Friday, November 28, 2014

Election of the Chief Executive

The Chief Executive (CE) is the top government official in Hong Kong. The office of the CE and its powers are provided by the Basic Law (the constitutional document of Hong Kong). The CE is responsible for a wide variety of functions, including deciding government policy, introducing bills and appointing other key officials and judges.

Who can be Chief Executive?
Technically anyone can be CE, as long as they meet the following requirements:
  • at least 40 years old
  • permanent resident of Hong Kong with no right to abode (live) in any foreign country 
  • has ordinarily resided in Hong Kong for a continuous period of at least 20 years
  • be a person of integrity and dedicated to his or her duties

How is the Chief Executive elected?
The CE is elected through an electoral college. What this means is that ordinary HK citizens do not get to vote for the CE. Instead, they are represented by a group of electors, known as the Election Committee.

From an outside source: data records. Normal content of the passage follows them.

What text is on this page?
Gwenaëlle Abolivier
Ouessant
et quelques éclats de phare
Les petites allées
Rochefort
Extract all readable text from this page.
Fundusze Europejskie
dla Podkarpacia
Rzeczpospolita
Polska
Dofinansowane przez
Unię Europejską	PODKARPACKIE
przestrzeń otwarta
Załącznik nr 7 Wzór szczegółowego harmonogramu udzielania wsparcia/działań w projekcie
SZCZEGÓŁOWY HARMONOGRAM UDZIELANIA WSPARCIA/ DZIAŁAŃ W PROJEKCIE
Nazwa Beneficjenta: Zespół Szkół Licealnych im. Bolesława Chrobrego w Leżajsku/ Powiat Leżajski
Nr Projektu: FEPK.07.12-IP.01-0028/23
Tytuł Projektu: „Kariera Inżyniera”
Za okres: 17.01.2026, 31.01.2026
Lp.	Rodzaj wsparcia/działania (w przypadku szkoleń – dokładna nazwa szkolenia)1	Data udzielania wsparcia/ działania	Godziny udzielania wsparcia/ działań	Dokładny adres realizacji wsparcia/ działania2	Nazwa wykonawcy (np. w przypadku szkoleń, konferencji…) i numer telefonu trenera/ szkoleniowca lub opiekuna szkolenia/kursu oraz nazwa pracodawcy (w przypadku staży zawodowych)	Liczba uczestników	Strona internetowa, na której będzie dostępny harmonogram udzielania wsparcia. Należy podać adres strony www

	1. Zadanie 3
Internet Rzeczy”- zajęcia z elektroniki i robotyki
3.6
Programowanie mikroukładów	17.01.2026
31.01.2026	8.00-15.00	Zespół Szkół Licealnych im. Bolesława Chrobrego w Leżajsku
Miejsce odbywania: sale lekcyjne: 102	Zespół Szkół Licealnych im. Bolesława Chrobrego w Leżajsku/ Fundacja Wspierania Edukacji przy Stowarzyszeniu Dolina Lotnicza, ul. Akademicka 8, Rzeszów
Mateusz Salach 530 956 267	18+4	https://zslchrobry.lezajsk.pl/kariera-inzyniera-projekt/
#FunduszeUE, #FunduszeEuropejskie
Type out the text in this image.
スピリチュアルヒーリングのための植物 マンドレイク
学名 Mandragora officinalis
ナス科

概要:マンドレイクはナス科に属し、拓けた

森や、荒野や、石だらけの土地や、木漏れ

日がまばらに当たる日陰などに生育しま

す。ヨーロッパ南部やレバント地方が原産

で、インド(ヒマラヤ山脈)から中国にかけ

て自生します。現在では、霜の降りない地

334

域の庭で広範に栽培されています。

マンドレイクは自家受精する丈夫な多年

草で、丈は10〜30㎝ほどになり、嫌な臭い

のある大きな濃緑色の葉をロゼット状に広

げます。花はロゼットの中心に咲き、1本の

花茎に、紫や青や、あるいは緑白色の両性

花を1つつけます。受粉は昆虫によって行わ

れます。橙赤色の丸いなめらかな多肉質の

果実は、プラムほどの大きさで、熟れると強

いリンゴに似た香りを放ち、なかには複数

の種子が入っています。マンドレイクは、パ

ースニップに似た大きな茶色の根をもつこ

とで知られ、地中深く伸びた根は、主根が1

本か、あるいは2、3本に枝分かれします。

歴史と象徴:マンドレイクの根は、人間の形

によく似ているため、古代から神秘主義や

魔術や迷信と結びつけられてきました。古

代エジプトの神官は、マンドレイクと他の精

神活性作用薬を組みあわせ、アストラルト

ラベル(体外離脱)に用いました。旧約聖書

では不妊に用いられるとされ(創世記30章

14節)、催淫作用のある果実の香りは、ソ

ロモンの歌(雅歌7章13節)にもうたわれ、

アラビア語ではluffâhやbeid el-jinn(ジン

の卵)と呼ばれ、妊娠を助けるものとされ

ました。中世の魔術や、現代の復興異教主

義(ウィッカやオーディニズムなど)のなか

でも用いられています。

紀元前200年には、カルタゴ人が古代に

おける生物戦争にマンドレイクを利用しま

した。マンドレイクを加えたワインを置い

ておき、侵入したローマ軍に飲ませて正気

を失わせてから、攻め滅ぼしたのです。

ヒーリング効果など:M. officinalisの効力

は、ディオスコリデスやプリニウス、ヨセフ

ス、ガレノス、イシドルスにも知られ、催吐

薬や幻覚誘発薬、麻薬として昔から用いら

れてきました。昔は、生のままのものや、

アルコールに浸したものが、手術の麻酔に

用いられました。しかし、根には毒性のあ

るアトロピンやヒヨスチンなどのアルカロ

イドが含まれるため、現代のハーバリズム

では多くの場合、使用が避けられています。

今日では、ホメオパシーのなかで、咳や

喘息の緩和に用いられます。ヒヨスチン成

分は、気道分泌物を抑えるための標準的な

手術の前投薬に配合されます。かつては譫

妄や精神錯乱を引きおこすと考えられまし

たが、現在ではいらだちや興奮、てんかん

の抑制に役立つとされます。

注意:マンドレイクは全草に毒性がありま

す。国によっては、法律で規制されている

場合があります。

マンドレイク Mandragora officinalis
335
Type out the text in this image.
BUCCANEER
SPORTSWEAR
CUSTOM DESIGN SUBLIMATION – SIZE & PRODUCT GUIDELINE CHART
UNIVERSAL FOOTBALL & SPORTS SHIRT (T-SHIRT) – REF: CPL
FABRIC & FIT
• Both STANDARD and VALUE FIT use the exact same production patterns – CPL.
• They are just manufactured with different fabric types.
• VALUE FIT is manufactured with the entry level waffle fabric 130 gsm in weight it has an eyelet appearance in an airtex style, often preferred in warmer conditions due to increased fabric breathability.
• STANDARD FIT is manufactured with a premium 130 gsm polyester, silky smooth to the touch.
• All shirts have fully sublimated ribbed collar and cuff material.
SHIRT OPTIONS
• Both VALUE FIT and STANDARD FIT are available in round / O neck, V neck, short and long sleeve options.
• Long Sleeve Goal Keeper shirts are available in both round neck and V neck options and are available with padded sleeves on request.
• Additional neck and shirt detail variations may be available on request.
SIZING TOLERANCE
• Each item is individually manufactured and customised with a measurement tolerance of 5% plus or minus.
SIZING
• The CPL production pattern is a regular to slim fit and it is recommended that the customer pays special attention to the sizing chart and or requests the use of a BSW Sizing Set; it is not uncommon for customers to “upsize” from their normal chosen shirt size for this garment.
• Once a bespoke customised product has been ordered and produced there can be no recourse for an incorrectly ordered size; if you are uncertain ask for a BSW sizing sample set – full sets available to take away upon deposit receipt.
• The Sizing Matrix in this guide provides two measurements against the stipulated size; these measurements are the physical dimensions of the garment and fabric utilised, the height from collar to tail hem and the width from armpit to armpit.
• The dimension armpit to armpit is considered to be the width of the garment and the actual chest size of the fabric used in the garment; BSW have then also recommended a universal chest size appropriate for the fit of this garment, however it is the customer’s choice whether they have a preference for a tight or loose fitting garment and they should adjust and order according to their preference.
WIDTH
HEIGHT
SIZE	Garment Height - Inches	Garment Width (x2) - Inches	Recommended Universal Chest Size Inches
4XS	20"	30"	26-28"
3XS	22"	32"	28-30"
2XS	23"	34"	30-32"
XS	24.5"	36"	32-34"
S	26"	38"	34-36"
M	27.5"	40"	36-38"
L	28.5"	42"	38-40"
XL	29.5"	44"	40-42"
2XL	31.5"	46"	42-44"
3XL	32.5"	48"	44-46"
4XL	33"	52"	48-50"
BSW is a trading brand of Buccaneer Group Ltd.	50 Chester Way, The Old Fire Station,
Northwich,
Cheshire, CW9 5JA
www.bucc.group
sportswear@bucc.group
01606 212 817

The Election Committee is comprised of 1200 members, divided evenly between the four major sectors (commerce, professional, social and political). These four major sectors are further divided into smaller sub-sectors. The number of seats for each sub-sector varies. Most of the sub-sectors have internal elections in which citizens and entities can choose their representatives to be on the Election Committee.

After the members of Election Committee are selected, they will then nominate candidates for CE. Each member is allowed to nominate one person. Any candidate with 150 or more nominations will be allowed to run in the election for CE.

On election day, only members of the Election Committee get to vote for CE. The winning candidate must receive an absolute majority (50% + 1) of the votes to win. If no one receives the required amount of votes, a run-off is held with the candidate that received the lowest number of votes dropped from the ballot.

The final step of the election process is for the Chinese government to officially appoint the Chief Executive-elect to the office.